A narrativa mais frequente identificada pelo monitoramento, presente em 44% da discussão, relaciona Lulinha ao dinheiro de aposentados por causa de sua ligação com o chamado Careca do INSS.

O próprio levantamento ressalta que não há investigação formal contra Lulinha no caso dos descontos irregulares do INSS.

Outra narrativa, presente em 37% das conversas, fala em suposta “blindagem institucional” e interpreta o pedido da PGR para retirar as investigações do STF como uma tentativa de afastá-las da relatoria de Mendonça.

Um terceiro eixo, com 35% das menções, trata de patrimônio e também menciona Marcola. As categorias identificadas pela Palver podem se sobrepor.

PF apura atuação ligada a interesses privados

As investigações envolvendo Lulinha tratam, entre outros pontos, de suspeitas de atuação em favor de interesses privados junto a órgãos do governo federal.

Relatórios da Polícia Federal divulgados nos últimos dias apontaram indícios de participação do filho do presidente em tratativas com empresários, além de mensagens relacionadas à lobista Roberta Luchsinger. As suspeitas seguem sob investigação e as defesas negam irregularidades.
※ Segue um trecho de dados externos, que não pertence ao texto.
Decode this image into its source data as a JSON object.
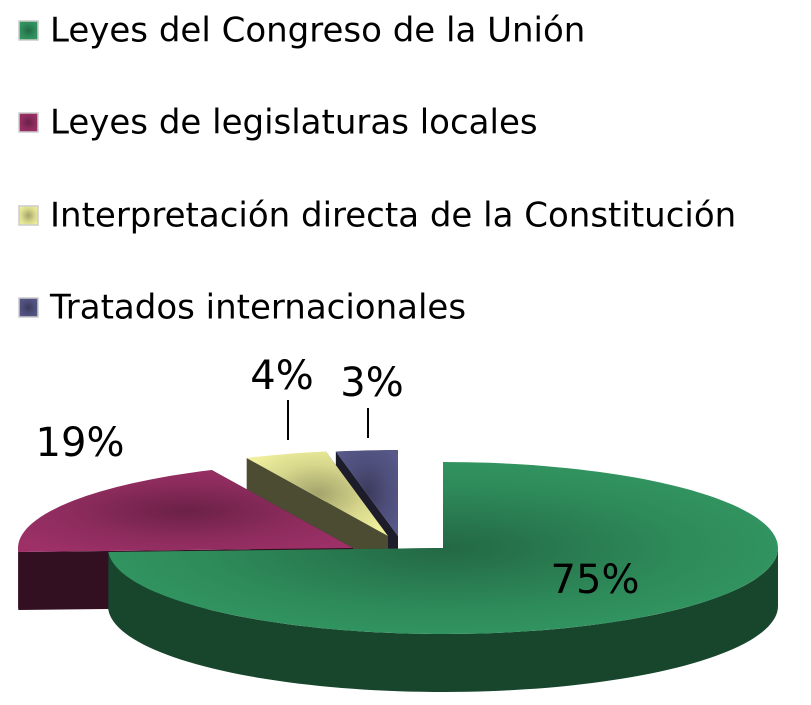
{
  "chart_data": {
    "type": "pie",
    "categories": [
      "Leyes del Congreso de la Unión",
      "Leyes de legislaturas locales",
      "Interpretación directa de la Constitución",
      "Tratados internacionales"
    ],
    "values": [
      75,
      19,
      4,
      3
    ],
    "value_labels": [
      "75%",
      "19%",
      "4%",
      "3%"
    ],
    "colors": [
      "#2e8b5a",
      "#8e2c5e",
      "#d9d98e",
      "#4f4f7c"
    ]
  }
}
Em uma das frentes, a PF apontou um possível núcleo formado por Lulinha, Roberta Luchsinger e Fernando Bittar para intermediar interesses privados junto ao governo e atribuiu ao filho do presidente um papel de “elevada relevância” nas tratativas analisadas.

Lula diz que filho deve ser investigado

No domingo (23), Lula afirmou que não interfere no trabalho da Polícia Federal e defendeu que o filho seja investigado.

O presidente disse que, caso Lulinha tenha cometido alguma irregularidade, deverá responder por ela, mas ressaltou que o filho também tem direito à defesa.

A declaração foi dada em entrevista à Record, após uma semana de novas revelações sobre as investigações.

O avanço das menções registradas pela Palver mostra que o caso passou a ocupar espaço crescente nas discussões políticas dos grupos monitorados e a atingir também o presidente nessas conversas. O eventual efeito dessa repercussão sobre a disputa eleitoral, porém, ainda não pode ser determinado pelos dados disponíveis.